Cross-Platform Multitouch Input

TL;DR: A look at the low-level touch-input APIs on iOS, Android NDK and emscripten, and how to unify them for cross-platform engines with links to source code.

Why

Compared to mouse, keyboard and gamepad, handling multi-touch input is a complex topic because it usually involves gesture recognition, at least for simple gestures like tapping, panning and pinching. When I worked on mobile platforms in the past, I usually tried to avoid processing low-level touch input events directly, and instead used gesture recognizers provided by the platform SDKs:

On iOS gesture recognizers are provided by the UIKit, they are attached to an UIView object, and when the gesture recognizer detects a gesture it will invoke a callback method. The details are here: GestureRecognizer_basics.html

The Android NDK itself has no built-in gesture recognizers, but comes with source code for a few simple gesture detectors in the ndk_helpers source code directory

There’s 2 problem with using SDK-provided gesture detectors. First, iOS and Android detectors behave differently. A pinch in the Android NDK is something slightly different then a pinch in the iOS SDK, and second, the emscripten SDK only provides the low-level touch events as provided by HTML5 Touch Event API, no high-level gesture recognizers.

So, to handle all 3 platforms in a common way, there doesn’t seem to be a way around writing your own gesture recognizers and trying to reduce the platform-specific touch event information into a platform-agnostic common subset.

Platform-specific touch events

Let’s first look at the low-level touch events provided by each platform in order to merge their common attributes into a generic touch event:

iOS touch events

On iOS, touch events are forwarded to UIView callback methods (more specifically, UIResponder, which is a parent class of UIView). Multi-touch is disabled by default and must be enabled first by setting the property multipleTouchEnabled to YES.

The callback methods are:

- touchesBegan:withEvent:
- touchesMoved:withEvent:
- touchesEnded:withEvent:
- touchesCancelled:withEvent:

All methods get an NSSet of UITouch object as first argument and an UIEvent as second argument.

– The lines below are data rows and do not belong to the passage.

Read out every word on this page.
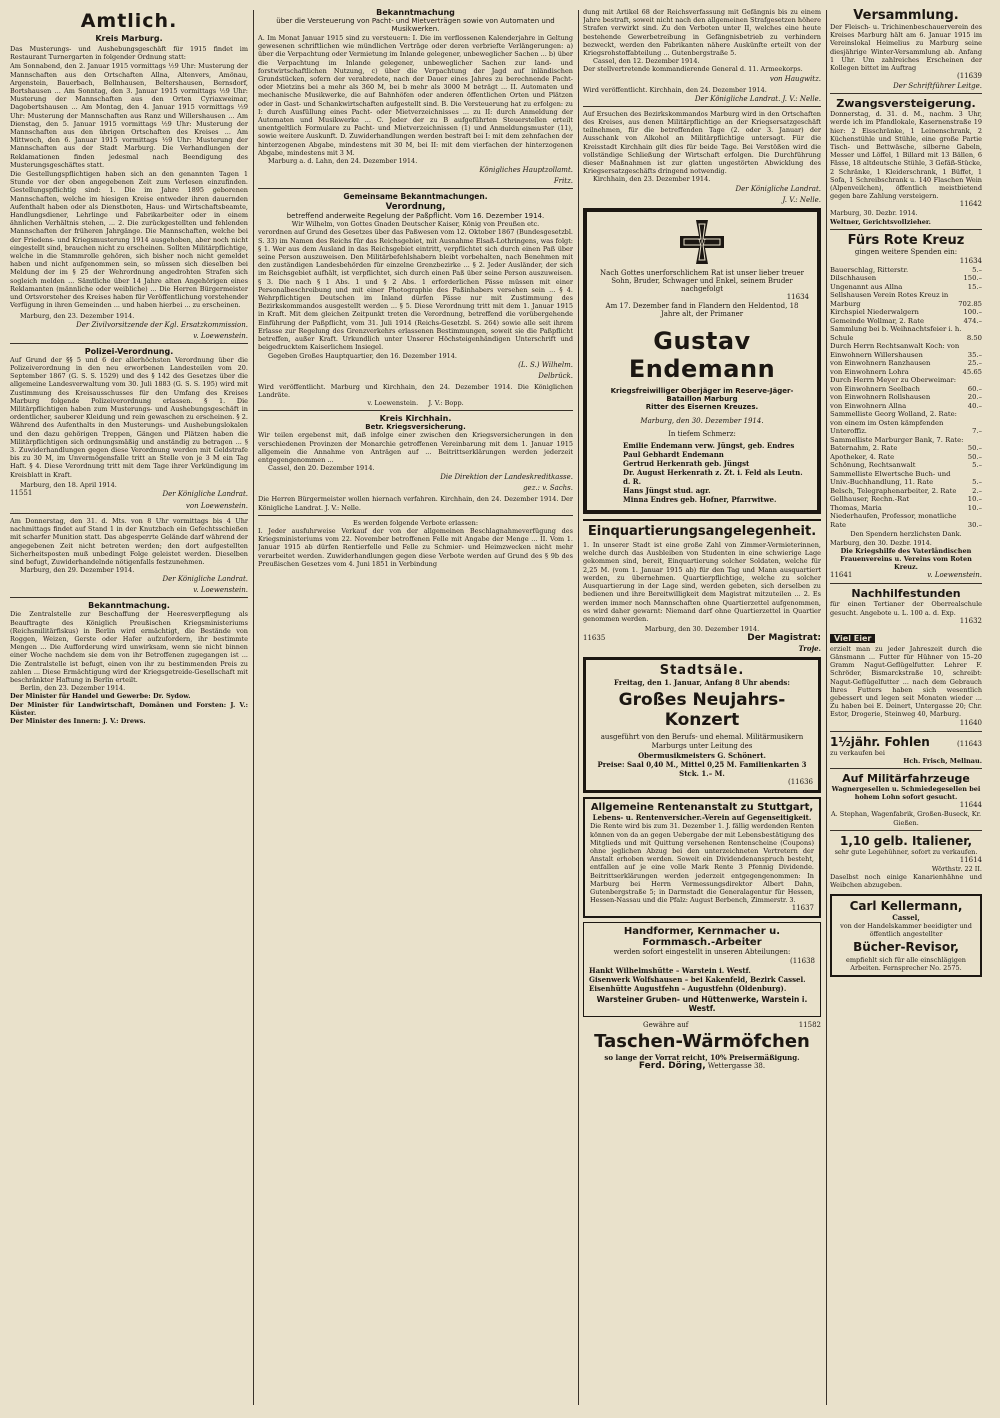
Amtlich.

Kreis Marburg.

Das Musterungs- und Aushebungsgeschäft für 1915 findet im Restaurant Turnergarten in folgender Ordnung statt:

Am Sonnabend, den 2. Januar 1915 vormittags ½9 Uhr: Musterung der Mannschaften aus den Ortschaften Allna, Altenvers, Amönau, Argenstein, Bauerbach, Bellnhausen, Beltershausen, Bernsdorf, Bortshausen ... Am Sonntag, den 3. Januar 1915 vormittags ½9 Uhr: Musterung der Mannschaften aus den Orten Cyriaxweimar, Dagobertshausen ... Am Montag, den 4. Januar 1915 vormittags ½9 Uhr: Musterung der Mannschaften aus Ranz und Willershausen ... Am Dienstag, den 5. Januar 1915 vormittags ½9 Uhr: Musterung der Mannschaften aus den übrigen Ortschaften des Kreises ... Am Mittwoch, den 6. Januar 1915 vormittags ½9 Uhr: Musterung der Mannschaften aus der Stadt Marburg. Die Verhandlungen der Reklamationen finden jedesmal nach Beendigung des Musterungsgeschäftes statt.

Die Gestellungspflichtigen haben sich an den genannten Tagen 1 Stunde vor der oben angegebenen Zeit zum Verlesen einzufinden. Gestellungspflichtig sind: 1. Die im Jahre 1895 geborenen Mannschaften, welche im hiesigen Kreise entweder ihren dauernden Aufenthalt haben oder als Dienstboten, Haus- und Wirtschaftsbeamte, Handlungsdiener, Lehrlinge und Fabrikarbeiter oder in einem ähnlichen Verhältnis stehen, ... 2. Die zurückgestellten und fehlenden Mannschaften der früheren Jahrgänge. Die Mannschaften, welche bei der Friedens- und Kriegsmusterung 1914 ausgehoben, aber noch nicht eingestellt sind, brauchen nicht zu erscheinen. Sollten Militärpflichtige, welche in die Stammrolle gehören, sich bisher noch nicht gemeldet haben und nicht aufgenommen sein, so müssen sich dieselben bei Meldung der im § 25 der Wehrordnung angedrohten Strafen sich sogleich melden ... Sämtliche über 14 Jahre alten Angehörigen eines Reklamanten (männliche oder weibliche) ... Die Herren Bürgermeister und Ortsvorsteher des Kreises haben für Veröffentlichung vorstehender Verfügung in ihren Gemeinden ... und haben hierbei ... zu erscheinen.

Marburg, den 23. Dezember 1914.

Der Zivilvorsitzende der Kgl. Ersatzkommission.

v. Loewenstein.

Polizei-Verordnung.

Auf Grund der §§ 5 und 6 der allerhöchsten Verordnung über die Polizeiverordnung in den neu erworbenen Landesteilen vom 20. September 1867 (G. S. S. 1529) und des § 142 des Gesetzes über die allgemeine Landesverwaltung vom 30. Juli 1883 (G. S. S. 195) wird mit Zustimmung des Kreisausschusses für den Umfang des Kreises Marburg folgende Polizeiverordnung erlassen. § 1. Die Militärpflichtigen haben zum Musterungs- und Aushebungsgeschäft in ordentlicher, sauberer Kleidung und rein gewaschen zu erscheinen. § 2. Während des Aufenthalts in den Musterungs- und Aushebungslokalen und den dazu gehörigen Treppen, Gängen und Plätzen haben die Militärpflichtigen sich ordnungsmäßig und anständig zu betragen ... § 3. Zuwiderhandlungen gegen diese Verordnung werden mit Geldstrafe bis zu 30 M, im Unvermögensfalle tritt an Stelle von je 3 M ein Tag Haft. § 4. Diese Verordnung tritt mit dem Tage ihrer Verkündigung im Kreisblatt in Kraft.

Marburg, den 18. April 1914.

11551	Der Königliche Landrat.

von Loewenstein.

Am Donnerstag, den 31. d. Mts. von 8 Uhr vormittags bis 4 Uhr nachmittags findet auf Stand 1 in der Knutzbach ein Gefechtsschießen mit scharfer Munition statt. Das abgesperrte Gelände darf während der angegebenen Zeit nicht betreten werden; den dort aufgestellten Sicherheitsposten muß unbedingt Folge geleistet werden. Dieselben sind befugt, Zuwiderhandelnde nötigenfalls festzunehmen.

Marburg, den 29. Dezember 1914.

Der Königliche Landrat.

v. Loewenstein.

Bekanntmachung.

Die Zentralstelle zur Beschaffung der Heeresverpflegung als Beauftragte des Königlich Preußischen Kriegsministeriums (Reichsmilitärfiskus) in Berlin wird ermächtigt, die Bestände von Roggen, Weizen, Gerste oder Hafer aufzufordern, ihr bestimmte Mengen ... Die Aufforderung wird unwirksam, wenn sie nicht binnen einer Woche nachdem sie dem von ihr Betroffenen zugegangen ist ... Die Zentralstelle ist befugt, einen von ihr zu bestimmenden Preis zu zahlen ... Diese Ermächtigung wird der Kriegsgetreide-Gesellschaft mit beschränkter Haftung in Berlin erteilt.

Berlin, den 23. Dezember 1914.

Der Minister für Handel und Gewerbe: Dr. Sydow.

Der Minister für Landwirtschaft, Domänen und Forsten: J. V.: Küster.

Der Minister des Innern: J. V.: Drews.

Bekanntmachung

über die Versteuerung von Pacht- und Mietverträgen sowie von Automaten und Musikwerken.

A. Im Monat Januar 1915 sind zu versteuern: I. Die im verflossenen Kalenderjahre in Geltung gewesenen schriftlichen wie mündlichen Verträge oder deren verbriefte Verlängerungen: a) über die Verpachtung oder Vermietung im Inlande gelegener, unbeweglicher Sachen ... b) über die Verpachtung im Inlande gelegener, unbeweglicher Sachen zur land- und forstwirtschaftlichen Nutzung, c) über die Verpachtung der Jagd auf inländischen Grundstücken, sofern der verabredete, nach der Dauer eines Jahres zu berechnende Pacht- oder Mietzins bei a mehr als 360 M, bei b mehr als 3000 M beträgt ... II. Automaten und mechanische Musikwerke, die auf Bahnhöfen oder anderen öffentlichen Orten und Plätzen oder in Gast- und Schankwirtschaften aufgestellt sind. B. Die Versteuerung hat zu erfolgen: zu I: durch Ausfüllung eines Pacht- oder Mietverzeichnisses ... zu II: durch Anmeldung der Automaten und Musikwerke ... C. Jeder der zu B aufgeführten Steuerstellen erteilt unentgeltlich Formulare zu Pacht- und Mietverzeichnissen (1) und Anmeldungsmuster (11), sowie weitere Auskunft. D. Zuwiderhandlungen werden bestraft bei I: mit dem zehnfachen der hinterzogenen Abgabe, mindestens mit 30 M, bei II: mit dem vierfachen der hinterzogenen Abgabe, mindestens mit 3 M.

Marburg a. d. Lahn, den 24. Dezember 1914.

Königliches Hauptzollamt.

Fritz.

Gemeinsame Bekanntmachungen.

Verordnung,

betreffend anderweite Regelung der Paßpflicht. Vom 16. Dezember 1914.

Wir Wilhelm, von Gottes Gnaden Deutscher Kaiser, König von Preußen etc.

verordnen auf Grund des Gesetzes über das Paßwesen vom 12. Oktober 1867 (Bundesgesetzbl. S. 33) im Namen des Reichs für das Reichsgebiet, mit Ausnahme Elsaß-Lothringens, was folgt: § 1. Wer aus dem Ausland in das Reichsgebiet eintritt, verpflichtet sich durch einen Paß über seine Person auszuweisen. Den Militärbefehlshabern bleibt vorbehalten, nach Benehmen mit den zuständigen Landesbehörden für einzelne Grenzbezirke ... § 2. Jeder Ausländer, der sich im Reichsgebiet aufhält, ist verpflichtet, sich durch einen Paß über seine Person auszuweisen. § 3. Die nach § 1 Abs. 1 und § 2 Abs. 1 erforderlichen Pässe müssen mit einer Personalbeschreibung und mit einer Photographie des Paßinhabers versehen sein ... § 4. Wehrpflichtigen Deutschen im Inland dürfen Pässe nur mit Zustimmung des Bezirkskommandos ausgestellt werden ... § 5. Diese Verordnung tritt mit dem 1. Januar 1915 in Kraft. Mit dem gleichen Zeitpunkt treten die Verordnung, betreffend die vorübergehende Einführung der Paßpflicht, vom 31. Juli 1914 (Reichs-Gesetzbl. S. 264) sowie alle seit ihrem Erlasse zur Regelung des Grenzverkehrs erlassenen Bestimmungen, soweit sie die Paßpflicht betreffen, außer Kraft. Urkundlich unter Unserer Höchsteigenhändigen Unterschrift und beigedrucktem Kaiserlichem Insiegel.

Gegeben Großes Hauptquartier, den 16. Dezember 1914.

(L. S.) Wilhelm.

Delbrück.

Wird veröffentlicht. Marburg und Kirchhain, den 24. Dezember 1914. Die Königlichen Landräte.

v. Loewenstein.     J. V.: Bopp.

Kreis Kirchhain.

Betr. Kriegsversicherung.

Wir teilen ergebenst mit, daß infolge einer zwischen den Kriegsversicherungen in den verschiedenen Provinzen der Monarchie getroffenen Vereinbarung mit dem 1. Januar 1915 allgemein die Annahme von Anträgen auf ... Beitrittserklärungen werden jederzeit entgegengenommen ...

Cassel, den 20. Dezember 1914.

Die Direktion der Landeskreditkasse.

gez.: v. Sachs.

Die Herren Bürgermeister wollen hiernach verfahren. Kirchhain, den 24. Dezember 1914. Der Königliche Landrat. J. V.: Nelle.

Es werden folgende Verbote erlassen:

I. Jeder ausfuhrweise Verkauf der von der allgemeinen Beschlagnahmeverfügung des Kriegsministeriums vom 22. November betroffenen Felle mit Angabe der Menge ... II. Vom 1. Januar 1915 ab dürfen Rentierfelle und Felle zu Schmier- und Heimzwecken nicht mehr verarbeitet werden. Zuwiderhandlungen gegen diese Verbote werden auf Grund des § 9b des Preußischen Gesetzes vom 4. Juni 1851 in Verbindung

dung mit Artikel 68 der Reichsverfassung mit Gefängnis bis zu einem Jahre bestraft, soweit nicht nach den allgemeinen Strafgesetzen höhere Strafen verwirkt sind. Zu den Verboten unter II, welches eine heute bestehende Gewerbetreibung in Gefängnisbetrieb zu verhindern bezweckt, werden den Fabrikanten nähere Auskünfte erteilt von der Kriegsrohstoffabteilung ... Gutenbergstraße 5.

Cassel, den 12. Dezember 1914.

Der stellvertretende kommandierende General d. 11. Armeekorps.

von Haugwitz.

Wird veröffentlicht. Kirchhain, den 24. Dezember 1914.

Der Königliche Landrat. J. V.: Nelle.

Auf Ersuchen des Bezirkskommandos Marburg wird in den Ortschaften des Kreises, aus denen Militärpflichtige an der Kriegsersatzgeschäft teilnehmen, für die betreffenden Tage (2. oder 3. Januar) der Ausschank von Alkohol an Militärpflichtige untersagt. Für die Kreisstadt Kirchhain gilt dies für beide Tage. Bei Verstößen wird die vollständige Schließung der Wirtschaft erfolgen. Die Durchführung dieser Maßnahmen ist zur glatten ungestörten Abwicklung des Kriegsersatzgeschäfts dringend notwendig.

Kirchhain, den 23. Dezember 1914.

Der Königliche Landrat.

J. V.: Nelle.

W

Nach Gottes unerforschlichem Rat ist unser lieber treuer Sohn, Bruder, Schwager und Enkel, seinem Bruder nachgefolgt

11634

Am 17. Dezember fand in Flandern den Heldentod, 18 Jahre alt, der Primaner

Gustav Endemann

Kriegsfreiwilliger Oberjäger im Reserve-Jäger-Bataillon Marburg

Ritter des Eisernen Kreuzes.

Marburg, den 30. Dezember 1914.

In tiefem Schmerz:

Emilie Endemann verw. Jüngst, geb. Endres

Paul Gebhardt Endemann

Gertrud Herkenrath geb. Jüngst

Dr. August Herkenrath z. Zt. i. Feld als Leutn. d. R.

Hans Jüngst stud. agr.

Minna Endres geb. Hofner, Pfarrwitwe.

Einquartierungsangelegenheit.

1. In unserer Stadt ist eine große Zahl von Zimmer-Vermieterinnen, welche durch das Ausbleiben von Studenten in eine schwierige Lage gekommen sind, bereit, Einquartierung solcher Soldaten, welche für 2,25 M. (vom 1. Januar 1915 ab) für den Tag und Mann ausquartiert werden, zu übernehmen. Quartierpflichtige, welche zu solcher Ausquartierung in der Lage sind, werden gebeten, sich derselben zu bedienen und ihre Bereitwilligkeit dem Magistrat mitzuteilen ... 2. Es werden immer noch Mannschaften ohne Quartierzettel aufgenommen, es wird daher gewarnt: Niemand darf ohne Quartierzettel in Quartier genommen werden.

Marburg, den 30. Dezember 1914.

11635	Der Magistrat:

Troje.

Stadtsäle.

Freitag, den 1. Januar, Anfang 8 Uhr abends:

Großes Neujahrs-Konzert

ausgeführt von den Berufs- und ehemal. Militärmusikern Marburgs unter Leitung des

Obermusikmeisters G. Schönert.

Preise: Saal 0,40 M., Mittel 0,25 M. Familienkarten 3 Stck. 1.– M.

(11636

Allgemeine Rentenanstalt zu Stuttgart,

Lebens- u. Rentenversicher.-Verein auf Gegenseitigkeit.

Die Rente wird bis zum 31. Dezember 1. J. fällig werdenden Renten können von da an gegen Uebergabe der mit Lebensbestätigung des Mitglieds und mit Quittung versehenen Rentenscheine (Coupons) ohne jeglichen Abzug bei den unterzeichneten Vertretern der Anstalt erhoben werden. Soweit ein Dividendenanspruch besteht, entfallen auf je eine volle Mark Rente 3 Pfennig Dividende. Beitrittserklärungen werden jederzeit entgegengenommen: In Marburg bei Herrn Vermessungsdirektor Albert Dahn, Gutenbergstraße 5; in Darmstadt die Generalagentur für Hessen, Hessen-Nassau und die Pfalz: August Berbench, Zimmerstr. 3.

11637

Handformer, Kernmacher u. Formmasch.-Arbeiter

werden sofort eingestellt in unseren Abteilungen:

(11638

Hankt Wilhelmshütte – Warstein i. Westf.

Gisenwerk Wolfshausen – bei Kakenfeld, Bezirk Cassel.

Eisenhütte Augustfehn – Augustfehn (Oldenburg).

Warsteiner Gruben- und Hüttenwerke, Warstein i. Westf.

Gewähre auf	11582

Taschen-Wärmöfchen

so lange der Vorrat reicht, 10% Preisermäßigung.

Ferd. Döring, Wettergasse 38.

Versammlung.

Der Fleisch- u. Trichinenbeschauerverein des Kreises Marburg hält am 6. Januar 1915 im Vereinslokal Heimelius zu Marburg seine diesjährige Winter-Versammlung ab. Anfang 1 Uhr. Um zahlreiches Erscheinen der Kollegen bittet im Auftrag

(11639

Der Schriftführer Leitge.

Zwangsversteigerung.

Donnerstag, d. 31. d. M., nachm. 3 Uhr, werde ich im Pfandlokale, Kasernenstraße 19 hier: 2 Eisschränke, 1 Leinenschrank, 2 Küchenstühle und Stühle, eine große Partie Tisch- und Bettwäsche, silberne Gabeln, Messer und Löffel, 1 Billard mit 13 Bällen, 6 Fässe, 18 altdeutsche Stühle, 3 Gefäß-Stücke, 2 Schränke, 1 Kleiderschrank, 1 Büffet, 1 Sofa, 1 Schreibschrank u. 140 Flaschen Wein (Alpenveilchen), öffentlich meistbietend gegen bare Zahlung versteigern.

11642

Marburg, 30. Dezbr. 1914.

Weltner, Gerichtsvollzieher.

Fürs Rote Kreuz

gingen weitere Spenden ein:

11634

Bauerschlag, Ritterstr.	5.–
Dilschhausen	150.–
Ungenannt aus Allna	15.–
Sellshausen Verein Rotes Kreuz in Marburg	702.85
Kirchspiel Niederwalgern	100.–
Gemeinde Wollmar, 2. Rate	474.–
Sammlung bei b. Weihnachtsfeier i. h. Schule	8.50
Durch Herrn Rechtsanwalt Koch: von Einwohnern Willershausen	35.–
von Einwohnern Ranzhausen	25.–
von Einwohnern Lohra	45.65
Durch Herrn Meyer zu Oberweimar: von Einwohnern Seelbach	60.–
von Einwohnern Rollshausen	20.–
von Einwohnern Allna	40.–
Sammelliste Georg Wolland, 2. Rate: von einem im Osten kämpfenden Unteroffiz.	7.–
Sammelliste Marburger Bank, 7. Rate: Baternahm, 2. Rate	50.–
Apotheker, 4. Rate	50.–
Schönung, Rechtsanwalt	5.–
Sammelliste Elwertsche Buch- und Univ.-Buchhandlung, 11. Rate	5.–
Belsch, Telegraphenarbeiter, 2. Rate	2.–
Gellhauser, Rechn.-Rat	10.–
Thomas, Maria	10.–
Niederhaufen, Professor, monatliche Rate	30.–

Den Spendern herzlichsten Dank.

Marburg, den 30. Dezbr. 1914.

Die Kriegshilfe des Vaterländischen Frauenvereins u. Vereins vom Roten Kreuz.

11641	v. Loewenstein.

Nachhilfestunden

für einen Tertianer der Oberrealschule gesucht. Angebote u. L. 100 a. d. Exp.

11632

Viel Eier

erzielt man zu jeder Jahreszeit durch die Gänsmann ... Futter für Hühner von 15–20 Gramm Nagut-Geflügelfutter. Lehrer F. Schröder, Bismarckstraße 10, schreibt: Nagut-Geflügelfutter ... nach dem Gebrauch Ihres Futters haben sich wesentlich gebessert und legen seit Monaten wieder ... Zu haben bei E. Deinert, Untergasse 20; Chr. Estor, Drogerie, Steinweg 40, Marburg.

11640

1½jähr. Fohlen	(11643

zu verkaufen bei

Hch. Frisch, Mellnau.

Auf Militärfahrzeuge

Wagnergesellen u. Schmiedegesellen bei hohem Lohn sofort gesucht.

11644

A. Stephan, Wagenfabrik, Großen-Buseck, Kr. Gießen.

1,10 gelb. Italiener,

sehr gute Legehühner, sofort zu verkaufen.

11614

Wörthstr. 22 II.

Daselbst noch einige Kanarienhähne und Weibchen abzugeben.

Carl Kellermann,

Cassel,

von der Handelskammer beeidigter und öffentlich angestellter

Bücher-Revisor,

empfiehlt sich für alle einschlägigen Arbeiten. Fernsprecher No. 2575.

The arguments are a bit non-obvious: the set of UITouches in the first argument is not the overall number of current touches, but only the touches that have changed their state. So if there’s already 2 fingers down, and a 3rd finger touches the display, a touchesBegan will be received with a single UITouch object in the NSSet argument, which describes the touch of the 3rd finger that just came down. Same with touchEnded and touchMoved, if one of 3 fingers goes up (or moves), the NSSet will only contain a single UITouch object for the finger that has changed its state.

The overall number of current touches is contained in the UIEvent object, so if 3 fingers are down, the UIEvent object contains 3 UITouch objects. The 4 callback methods and the NSSet argument are actually redundant, since all that information is also contained in the UIEvent object. A single touchesChanged callback method with a single UIEvent argument would have been enough to communicate the same information.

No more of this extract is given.